Die NEOS sahen im ÖVP-Vorschlag den Versuch, das Pferd von hinten zu zäumen. "Die Herausforderungen im Bereich der Pflege werden nicht dadurch gelöst, indem man zuerst über Finanzierung spricht", meinte NEOS-Sozialsprecher Gerald Loacker. Vielmehr brauche es ein fundiertes Pflegekonzept. Erst danach könne man seriös über die Finanzierung sprechen. Als Problem machte Loacker aus, dass die Struktur der Pflege in Österreich immer noch von Bundesland zu Bundesland unterschiedlich hoch ist. "Soll die Qualität der Pflege auch in Zukunft von der Postleitzahl abhängen?", kritisiert Loacker. Darauf gebe Kurz keine Antwort.

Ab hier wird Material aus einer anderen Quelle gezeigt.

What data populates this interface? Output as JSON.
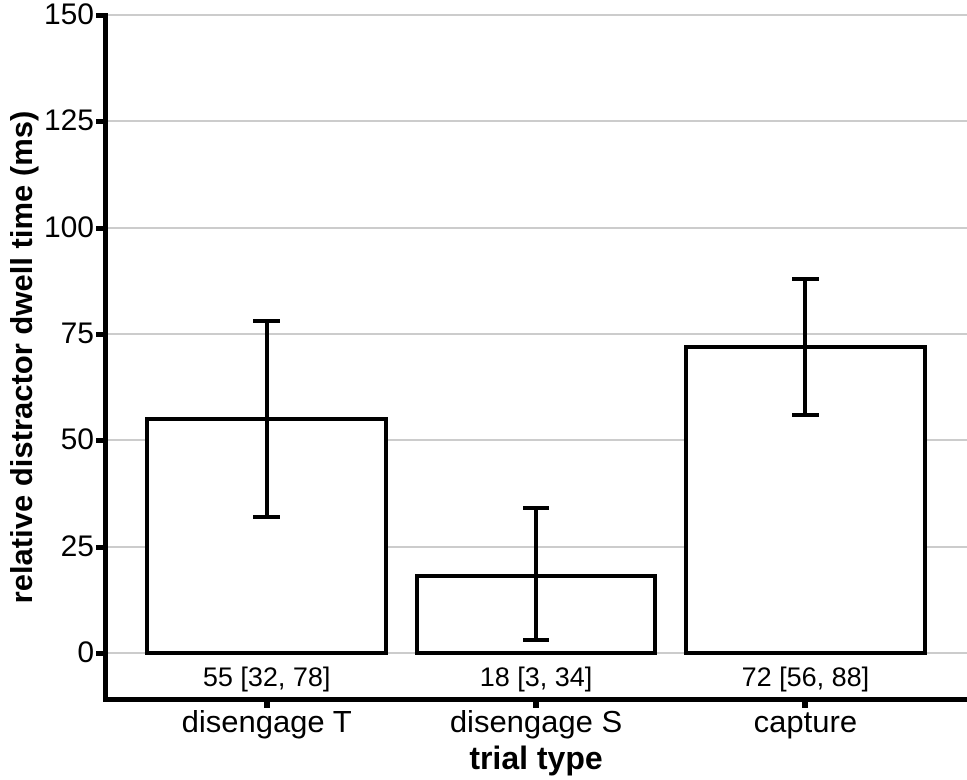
{
  "chart_data": {
    "type": "bar",
    "title": "",
    "xlabel": "trial type",
    "ylabel": "relative distractor dwell time (ms)",
    "categories": [
      "disengage T",
      "disengage S",
      "capture"
    ],
    "values": [
      55,
      18,
      72
    ],
    "error_bars": [
      {
        "low": 32,
        "high": 78
      },
      {
        "low": 3,
        "high": 34
      },
      {
        "low": 56,
        "high": 88
      }
    ],
    "bar_annotations": [
      "55 [32, 78]",
      "18 [3, 34]",
      "72 [56, 88]"
    ],
    "y_ticks": [
      0,
      25,
      50,
      75,
      100,
      125,
      150
    ],
    "ylim": [
      -11,
      150
    ],
    "grid": "horizontal-only",
    "legend": "none",
    "bar_fill": "#ffffff",
    "bar_border": "#000000",
    "gridline_color": "#cccccc",
    "axis_color": "#000000",
    "text_color": "#000000"
  }
}
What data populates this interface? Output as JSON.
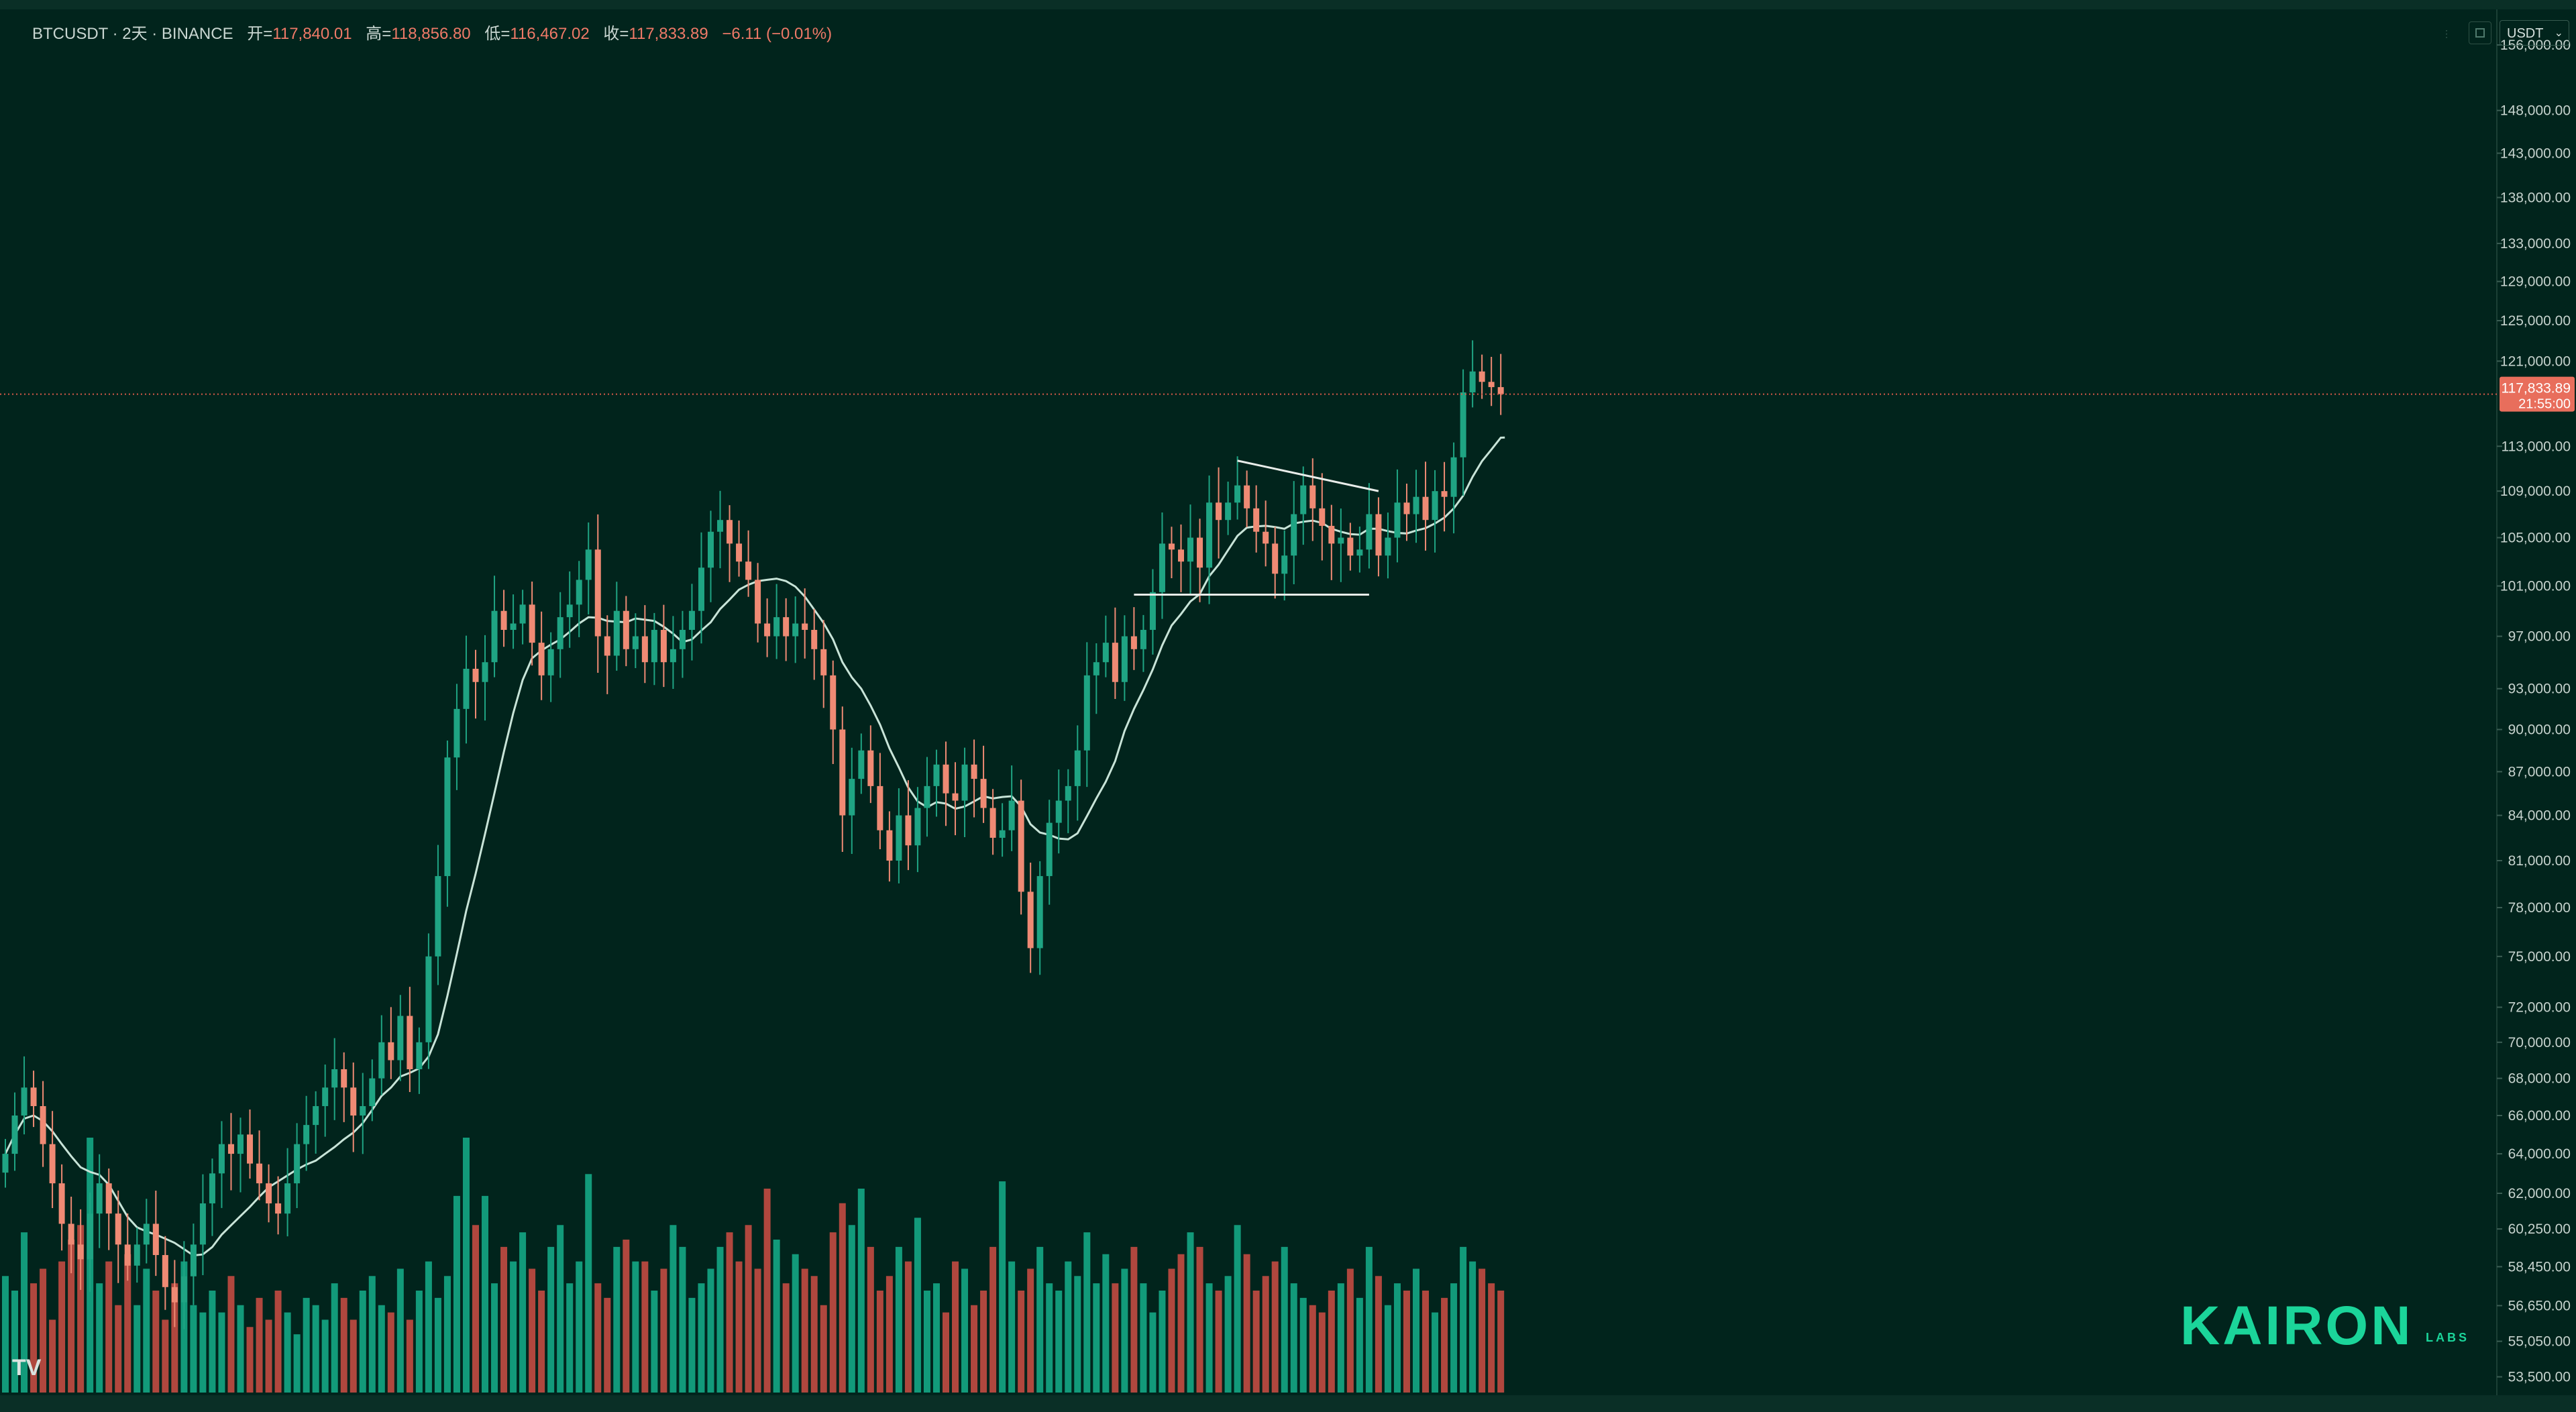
{
  "header": {
    "symbol_line": "BTCUSDT · 2天 · BINANCE",
    "open_label": "开=",
    "open_value": "117,840.01",
    "high_label": "高=",
    "high_value": "118,856.80",
    "low_label": "低=",
    "low_value": "116,467.02",
    "close_label": "收=",
    "close_value": "117,833.89",
    "change_value": "−6.11 (−0.01%)"
  },
  "currency_selector": "USDT",
  "brand": {
    "name": "KAIRON",
    "sub": "LABS"
  },
  "tv_logo": "TV",
  "colors": {
    "background": "#01241c",
    "up": "#1fa483",
    "down": "#ef8a74",
    "ma": "#c8e4d8",
    "price_line": "#d85a49",
    "trendline": "#e8ece9",
    "volume_up": "#129a7a",
    "volume_down": "#b0473e"
  },
  "chart_data": {
    "type": "candlestick",
    "scale": "log",
    "y_ticks": [
      156000,
      148000,
      143000,
      138000,
      133000,
      129000,
      125000,
      121000,
      113000,
      109000,
      105000,
      101000,
      97000,
      93000,
      90000,
      87000,
      84000,
      81000,
      78000,
      75000,
      72000,
      70000,
      68000,
      66000,
      64000,
      62000,
      60250,
      58450,
      56650,
      55050,
      53500
    ],
    "y_tick_labels": [
      "156,000.00",
      "148,000.00",
      "143,000.00",
      "138,000.00",
      "133,000.00",
      "129,000.00",
      "125,000.00",
      "121,000.00",
      "113,000.00",
      "109,000.00",
      "105,000.00",
      "101,000.00",
      "97,000.00",
      "93,000.00",
      "90,000.00",
      "87,000.00",
      "84,000.00",
      "81,000.00",
      "78,000.00",
      "75,000.00",
      "72,000.00",
      "70,000.00",
      "68,000.00",
      "66,000.00",
      "64,000.00",
      "62,000.00",
      "60,250.00",
      "58,450.00",
      "56,650.00",
      "55,050.00",
      "53,500.00"
    ],
    "ylim": [
      53000,
      160000
    ],
    "current_price": 117833.89,
    "current_price_label": "117,833.89",
    "countdown_label": "21:55:00",
    "closes": [
      64000,
      66000,
      67500,
      66500,
      64500,
      62500,
      60500,
      59500,
      58800,
      61000,
      62500,
      61000,
      59500,
      58500,
      59500,
      60500,
      59000,
      57500,
      56800,
      58000,
      59500,
      61500,
      63000,
      64500,
      64000,
      65000,
      63500,
      62500,
      61500,
      61000,
      62500,
      64500,
      65500,
      66500,
      67500,
      68500,
      67500,
      66000,
      66500,
      68000,
      70000,
      69000,
      71500,
      68500,
      70000,
      75000,
      80000,
      88000,
      91500,
      94500,
      93500,
      95000,
      99000,
      97500,
      98000,
      99500,
      96500,
      94000,
      96000,
      98500,
      99500,
      101500,
      104000,
      97000,
      95500,
      99000,
      96000,
      97000,
      95000,
      97500,
      95000,
      96000,
      97500,
      99000,
      102500,
      105500,
      106500,
      104500,
      103000,
      101500,
      98000,
      97000,
      98500,
      97000,
      98000,
      97500,
      96000,
      94000,
      90000,
      84000,
      86500,
      88500,
      86000,
      83000,
      81000,
      84000,
      82000,
      84500,
      86000,
      87500,
      85500,
      85000,
      87500,
      86500,
      84500,
      82500,
      83000,
      85000,
      79000,
      75500,
      80000,
      83500,
      85000,
      86000,
      88500,
      94000,
      95000,
      96500,
      93500,
      97000,
      96000,
      97500,
      100500,
      104500,
      104000,
      103000,
      105000,
      102500,
      108000,
      106500,
      108000,
      109500,
      107500,
      105500,
      104500,
      102000,
      103500,
      107000,
      109500,
      107500,
      106000,
      104500,
      105000,
      103500,
      104000,
      107000,
      103500,
      105000,
      108000,
      107000,
      108500,
      106500,
      109000,
      108500,
      112000,
      118000,
      120000,
      119000,
      118500,
      117834
    ],
    "ma_period": 10,
    "volume_series": [
      32,
      28,
      44,
      30,
      34,
      20,
      36,
      42,
      46,
      70,
      30,
      36,
      24,
      38,
      24,
      34,
      28,
      20,
      30,
      36,
      24,
      22,
      28,
      22,
      32,
      24,
      18,
      26,
      20,
      28,
      22,
      16,
      26,
      24,
      20,
      30,
      26,
      20,
      28,
      32,
      24,
      22,
      34,
      20,
      28,
      36,
      26,
      32,
      54,
      70,
      46,
      54,
      30,
      40,
      36,
      44,
      34,
      28,
      40,
      46,
      30,
      36,
      60,
      30,
      26,
      40,
      42,
      36,
      36,
      28,
      34,
      46,
      40,
      26,
      30,
      34,
      40,
      44,
      36,
      46,
      34,
      56,
      42,
      30,
      38,
      34,
      32,
      24,
      44,
      52,
      46,
      56,
      40,
      28,
      32,
      40,
      36,
      48,
      28,
      30,
      22,
      36,
      34,
      24,
      28,
      40,
      58,
      36,
      28,
      34,
      40,
      30,
      28,
      36,
      32,
      44,
      30,
      38,
      30,
      34,
      40,
      30,
      22,
      28,
      34,
      38,
      44,
      40,
      30,
      28,
      32,
      46,
      38,
      28,
      32,
      36,
      40,
      30,
      26,
      24,
      22,
      28,
      30,
      34,
      26,
      40,
      32,
      24,
      30,
      28,
      34,
      28,
      22,
      26,
      30,
      40,
      36,
      34,
      30,
      28
    ],
    "annotations": [
      {
        "type": "horizontal_segment",
        "price": 100300,
        "from_bar": 120,
        "to_bar": 145
      },
      {
        "type": "trendline",
        "from_bar": 131,
        "from_price": 111700,
        "to_bar": 146,
        "to_price": 109000
      }
    ]
  }
}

Der SPÖ-nahe Pensionistenverband hält eine steuerfinanzierte Pflege "für besser". Denn eine "würdevolle Pflege" dürfe nicht von der Höhe der Versicherungsleistung abhängig sein, erklärte Pensionistenverbands-Generalsekretär Andreas Wohlmuth in einer Aussendung. Länder wie Deutschland, wo es zum Teil eine Pflegeversicherung gebe, würden "neidvoll" auf das bewährte Pflegemodell in Österreich schauen. Der Pensionistenverband sieht bei einer Pflegeversicherung "keine Vorteile". Eine zusätzliche finanzielle Belastung der Menschen durch eine neue Pflegeversicherung lehne man ab. Dies komme für den Pensionistenverband als größte Seniorenvertretung des Landes "nicht in Frage". Darin seien sich alle Seniorenorganisationen einig.

Die Industriellenvereinigung warnte ebenfalls vor einer Erhöhung der Lohnnebenkosten. Für den Beschäftigungsstandort sei vielmehr eine "spürbare Senkung" der im internationalen Vergleich nach wie vor zu hohen Lohnnebenkosten wesentlich.